I'd really recommend picking up a copy of "The Gun Digest Book of Firearms Assembly/Disassembly - Part 1 Automatic Pistols. $24.95 and still in print. It helps me a lot.
The gist of it is that you start by locking the bolt back (mag in the gun). Depress the pin in the middle of the knob at the back of the bolt and unscrew the knob. A few parts remove from the back of the bolt fairly easily. Gently let the bolt down.
Pull the mag and remove the grip screws. Take the grips off carefully, they are slid under the frame at the top and you don't want to crack them.
Carefully push the muzzle down against your work surface to move the barrel back and at the SAME TIME push the mag release button and pull the trigger guard down and off.
Everytthing else should be easy enough to figure out from here.
It has a lot of parts for a military pistol and I would hate to do this job in the field.
I am sorry for the tardy response to your suggestions. I checked this thread several times and about gave up on it as no replys were logged. I checked today and was surprised. In the interim I acquired a manual and used some information from the internet to disassemble the pistol. The pistol is in good condition except for a broken firing pin that I have already replaced. I do not have the ability at this time to post pictures but when I do I will post them here. Thanks for your help.
Thanks maximillion, I will purchase the book as soon as I can. Sometimes I wonder why I got into this hobby, incredibly expensive, makes me drool alot and will eventually put me in the poor house or the rubber room.

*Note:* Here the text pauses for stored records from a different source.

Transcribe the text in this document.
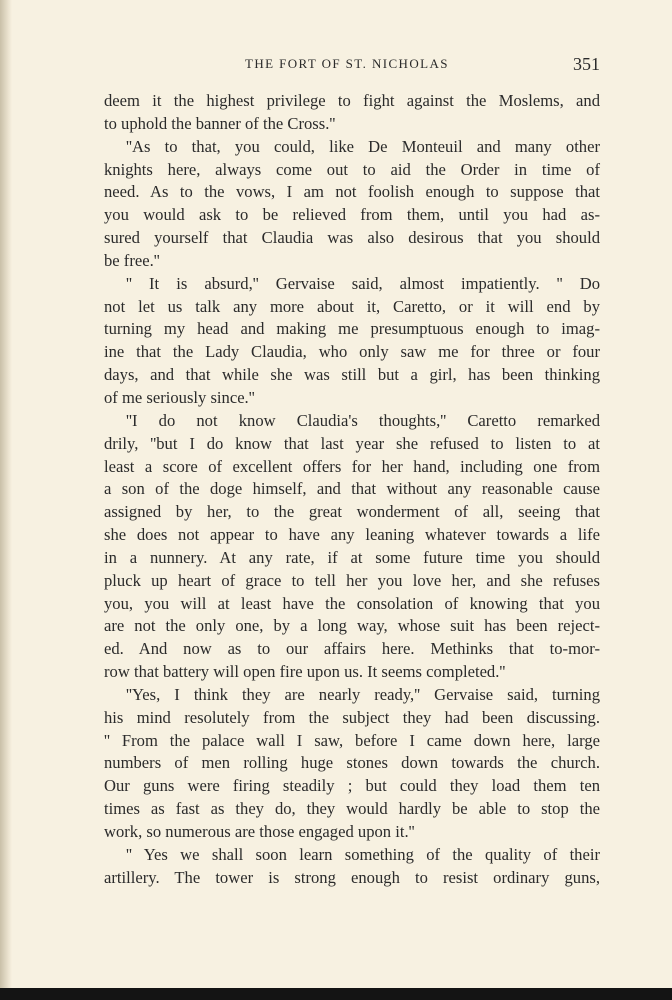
THE FORT OF ST. NICHOLAS	351
deem it the highest privilege to fight against the Moslems, and
to uphold the banner of the Cross.''
''As to that, you could, like De Monteuil and many other
knights here, always come out to aid the Order in time of
need. As to the vows, I am not foolish enough to suppose that
you would ask to be relieved from them, until you had as-
sured yourself that Claudia was also desirous that you should
be free.''
'' It is absurd,'' Gervaise said, almost impatiently. '' Do
not let us talk any more about it, Caretto, or it will end by
turning my head and making me presumptuous enough to imag-
ine that the Lady Claudia, who only saw me for three or four
days, and that while she was still but a girl, has been thinking
of me seriously since.''
''I do not know Claudia's thoughts,'' Caretto remarked
drily, ''but I do know that last year she refused to listen to at
least a score of excellent offers for her hand, including one from
a son of the doge himself, and that without any reasonable cause
assigned by her, to the great wonderment of all, seeing that
she does not appear to have any leaning whatever towards a life
in a nunnery. At any rate, if at some future time you should
pluck up heart of grace to tell her you love her, and she refuses
you, you will at least have the consolation of knowing that you
are not the only one, by a long way, whose suit has been reject-
ed. And now as to our affairs here. Methinks that to-mor-
row that battery will open fire upon us. It seems completed.''
''Yes, I think they are nearly ready,'' Gervaise said, turning
his mind resolutely from the subject they had been discussing.
'' From the palace wall I saw, before I came down here, large
numbers of men rolling huge stones down towards the church.
Our guns were firing steadily ; but could they load them ten
times as fast as they do, they would hardly be able to stop the
work, so numerous are those engaged upon it.''
'' Yes we shall soon learn something of the quality of their
artillery. The tower is strong enough to resist ordinary guns,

I can relate to that. I tried to get into real gun collecting about 20 years ago but the expense made me fold. About six months ago I went to a gun auction and got hooked again. Of course, It's almost neck and neck between the money I spend on guns and the money I spend on books and other things that just seem to "go" with the collection. I've recently spent some time with a guy that is DEEP into the Civil War. Now that is an expensive proposition!
I have also purchased many books, I love to read and understand how things work. I cannot see selling my firearms unless I run into a very serious financial problem, so it looks like they will eventually go to my sons. I enjoy the hobby but most of all reading the comments and warnings in this web site and the Luger Forum. It is surprising how addictive this hobby is especially the Luger itself.
Thanks all, I've had one hanging on the wall for ten or so years that I've fired five shots through and never have figured out how to take apart. It has the lightest trigger on any gun I've ever owned.
The easiest method that I have come across is:
Remove magazine and ensure that weapon is unloaded and uncocked.
Depress the spring-loaded retaining pin located on the rear of the cocking handle and hold down while rotating cocking handle counterclockwise until comes off.
With the cocking handle removed, the pin and firing pin spring should come right out.
Turn the weapon barrel-up (in a safe direction) holding your hand under the rear of the bolt to catch the firing pin. (Replace magazine, trigger will not depress without it) Depress the trigger and the firing pin should drop into your hand. (Now remove magazine)
Next, grip the weapon in your right hand and depress the magazine catch button with your thumb. Press the muzzle against something (be careful not to mar the crown of the muzzle).
While the magazine catch and barrel are depressed, grasp the trigger guard with your left hand and pull straight down until it is removed.
The barrel assembly with bolt should easily slide forward for removal. Be careful not to lose the bolt retaining lug, which will fall loose during removal. If the weapon is reassembled without this part it would be dangerous to shoot.
To reassemble, reverse the procedure, of course.
My Uncle, who was a World War II Seabee showed me this method. In fact, he gave me a Type 14 Nagoya arsenal Nambu dated 15.6 (June 1940) that he took from a New Guinea battlefied.
I haven't tried to fire it because the firing pin is snapped off. My Uncle did this on-purpose, long ago, as he considered that it had been fired too much, already (Which was his opinion of all Nipponese arms).